Imagine a triangle with one leg of length 0.951 and hypotenuse 1. The angle opposite that leg is a and, by the Pythagorean theorem, the "near side" to that angle has length $\sqrt{1- .951^2}= \sqrt{0.095599}= 0.3092$. tan(a) is "opposite side divided by near side", $\frac{.951}{.3092}= 3.076$. It's exactly the same calculation except that I have phrased it in terms of the Pythagorean theorem, $a^2+ b^2= c^2$ rather than the trigonometric identity, $sin^2(a)+ cos^2(a)= 1$.
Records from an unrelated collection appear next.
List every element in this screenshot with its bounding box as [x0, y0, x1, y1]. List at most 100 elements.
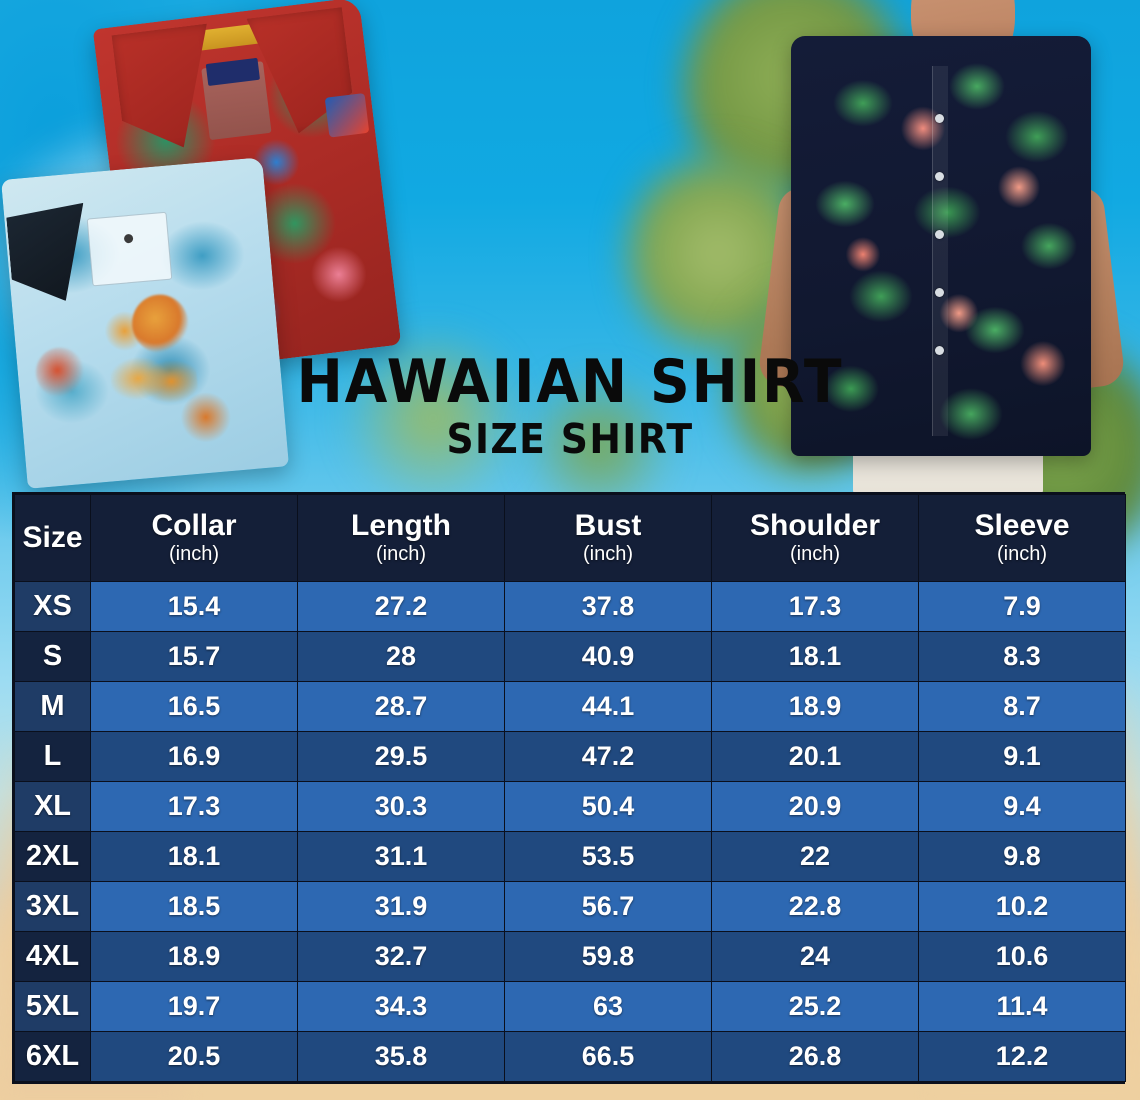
measurement-cell-collar: 17.3 — [90, 781, 298, 832]
size-label-cell: S — [14, 631, 91, 682]
measurement-cell-shoulder: 17.3 — [711, 581, 919, 632]
measurement-cell-shoulder: 18.1 — [711, 631, 919, 682]
measurement-cell-shoulder: 20.9 — [711, 781, 919, 832]
table-row: 6XL 20.5 35.8 66.5 26.8 12.2 — [14, 1031, 1126, 1082]
measurement-cell-shoulder: 26.8 — [711, 1031, 919, 1082]
size-label-cell: 3XL — [14, 881, 91, 932]
measurement-cell-bust: 47.2 — [504, 731, 712, 782]
title-line-1: HAWAIIAN SHIRT — [296, 347, 844, 417]
measurement-cell-length: 28 — [297, 631, 505, 682]
page-title: HAWAIIAN SHIRT SIZE SHIRT — [0, 347, 1140, 464]
measurement-cell-collar: 16.5 — [90, 681, 298, 732]
size-label-cell: 5XL — [14, 981, 91, 1032]
size-label-cell: 4XL — [14, 931, 91, 982]
column-header-size: Size — [14, 494, 91, 582]
column-header-unit: (inch) — [168, 542, 219, 565]
column-header-label: Collar — [151, 509, 237, 543]
table-body: XS 15.4 27.2 37.8 17.3 7.9 S 15.7 28 40.9 18.1 8.3 M… — [14, 581, 1126, 1082]
size-label-cell: XS — [14, 581, 91, 632]
table-row: S 15.7 28 40.9 18.1 8.3 — [14, 631, 1126, 682]
measurement-cell-length: 32.7 — [297, 931, 505, 982]
column-header-shoulder: Shoulder (inch) — [711, 494, 919, 582]
column-header-label: Bust — [574, 509, 642, 543]
measurement-cell-length: 30.3 — [297, 781, 505, 832]
table-header: Size Collar (inch) Length (inch) Bust (inch) Sh… — [14, 494, 1126, 582]
column-header-unit: (inch) — [789, 542, 840, 565]
column-header-label: Shoulder — [749, 509, 880, 543]
column-header-label: Size — [22, 521, 83, 555]
measurement-cell-collar: 18.1 — [90, 831, 298, 882]
measurement-cell-bust: 44.1 — [504, 681, 712, 732]
measurement-cell-sleeve: 10.2 — [918, 881, 1126, 932]
brand-badge-icon — [324, 92, 370, 138]
measurement-cell-bust: 53.5 — [504, 831, 712, 882]
column-header-unit: (inch) — [375, 542, 426, 565]
title-line-2: SIZE SHIRT — [446, 415, 694, 464]
shirt-button-icon — [935, 230, 944, 239]
measurement-cell-bust: 50.4 — [504, 781, 712, 832]
column-header-label: Length — [351, 509, 451, 543]
measurement-cell-bust: 37.8 — [504, 581, 712, 632]
shirt-button-icon — [935, 172, 944, 181]
measurement-cell-shoulder: 22 — [711, 831, 919, 882]
measurement-cell-sleeve: 9.8 — [918, 831, 1126, 882]
measurement-cell-sleeve: 10.6 — [918, 931, 1126, 982]
measurement-cell-sleeve: 8.7 — [918, 681, 1126, 732]
collar-dark — [6, 203, 92, 305]
measurement-cell-shoulder: 25.2 — [711, 981, 919, 1032]
measurement-cell-sleeve: 9.1 — [918, 731, 1126, 782]
measurement-cell-length: 34.3 — [297, 981, 505, 1032]
measurement-cell-bust: 63 — [504, 981, 712, 1032]
shirt-button-icon — [935, 346, 944, 355]
size-label-cell: 6XL — [14, 1031, 91, 1082]
table-row: 4XL 18.9 32.7 59.8 24 10.6 — [14, 931, 1126, 982]
measurement-cell-shoulder: 18.9 — [711, 681, 919, 732]
size-label-cell: L — [14, 731, 91, 782]
pocket-button-icon — [123, 233, 134, 244]
size-label-cell: 2XL — [14, 831, 91, 882]
shirt-button-icon — [935, 288, 944, 297]
measurement-cell-length: 29.5 — [297, 731, 505, 782]
column-header-label: Sleeve — [974, 509, 1070, 543]
measurement-cell-shoulder: 22.8 — [711, 881, 919, 932]
size-label-cell: XL — [14, 781, 91, 832]
measurement-cell-collar: 15.4 — [90, 581, 298, 632]
worn-hawaiian-shirt — [791, 36, 1091, 456]
table-row: L 16.9 29.5 47.2 20.1 9.1 — [14, 731, 1126, 782]
measurement-cell-bust: 66.5 — [504, 1031, 712, 1082]
size-chart-table: Size Collar (inch) Length (inch) Bust (inch) Sh… — [14, 494, 1126, 1082]
measurement-cell-length: 27.2 — [297, 581, 505, 632]
measurement-cell-shoulder: 20.1 — [711, 731, 919, 782]
measurement-cell-collar: 16.9 — [90, 731, 298, 782]
table-row: M 16.5 28.7 44.1 18.9 8.7 — [14, 681, 1126, 732]
size-chart-table-wrapper: Size Collar (inch) Length (inch) Bust (inch) Sh… — [12, 492, 1126, 1084]
product-photo-model — [735, 0, 1140, 492]
column-header-collar: Collar (inch) — [90, 494, 298, 582]
table-row: 2XL 18.1 31.1 53.5 22 9.8 — [14, 831, 1126, 882]
table-row: 5XL 19.7 34.3 63 25.2 11.4 — [14, 981, 1126, 1032]
table-row: XL 17.3 30.3 50.4 20.9 9.4 — [14, 781, 1126, 832]
measurement-cell-length: 31.1 — [297, 831, 505, 882]
measurement-cell-collar: 19.7 — [90, 981, 298, 1032]
size-label-cell: M — [14, 681, 91, 732]
chest-pocket — [86, 211, 173, 287]
table-row: 3XL 18.5 31.9 56.7 22.8 10.2 — [14, 881, 1126, 932]
measurement-cell-collar: 20.5 — [90, 1031, 298, 1082]
measurement-cell-sleeve: 12.2 — [918, 1031, 1126, 1082]
column-header-bust: Bust (inch) — [504, 494, 712, 582]
column-header-unit: (inch) — [582, 542, 633, 565]
measurement-cell-sleeve: 9.4 — [918, 781, 1126, 832]
measurement-cell-length: 28.7 — [297, 681, 505, 732]
measurement-cell-length: 35.8 — [297, 1031, 505, 1082]
table-row: XS 15.4 27.2 37.8 17.3 7.9 — [14, 581, 1126, 632]
measurement-cell-collar: 15.7 — [90, 631, 298, 682]
measurement-cell-sleeve: 11.4 — [918, 981, 1126, 1032]
measurement-cell-collar: 18.9 — [90, 931, 298, 982]
shirt-button-icon — [935, 114, 944, 123]
measurement-cell-length: 31.9 — [297, 881, 505, 932]
measurement-cell-bust: 56.7 — [504, 881, 712, 932]
palm-foliage-icon — [342, 330, 525, 506]
measurement-cell-bust: 59.8 — [504, 931, 712, 982]
column-header-length: Length (inch) — [297, 494, 505, 582]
A way of "remembering" the values Earboth gives without having to "memorize" them:

Since 45+ 45= 90, a right triangle having one angle 45 degrees also has the other 45 degrees and so is an isosceles right triangle- its legs are the same length. If we take that length to be "1", by the Pythagorean theorem, the hypotenuse has length $\sqrt{2}$. From that, $sin(45)= cos(45)= \frac{1}{\sqrt{2}}= \frac{\sqrt{2}}{2}$ when we "rationalize the denominator".

For the 40 and 60 degree angles, remember that an equilateral triangle has all three angle 60 degrees. If draw a line from one vertex perpendicular to the opposite side, that also bisects the side and bisects the angle: we now have two right triangles with angle 30 degrees opposite the "bisected" side and angle 60 degree adjacent to that side. If we take the "bisected" side to have length 1, then a whole side of the original equilateral triangle, the hypotenuse of the right triangle, has length 2. By the Pythagorean theorem again, the other leg, the perpendicular line, has length $\sqrt{4- 1}= \sqrt{3}$. The leg of length 1 is "opposite" the 30 degree angle and "adjacent" to the 60 degree angle. The leg of length $\sqrt{3}$ is "opposite" the 60 degree angle and "adjacent" to the 30 degree angle.

$sin(30)= cos(60)= \frac{1}{2}$ and $sin(60)= cos(30)= \frac{\sqrt{3}}{2}$.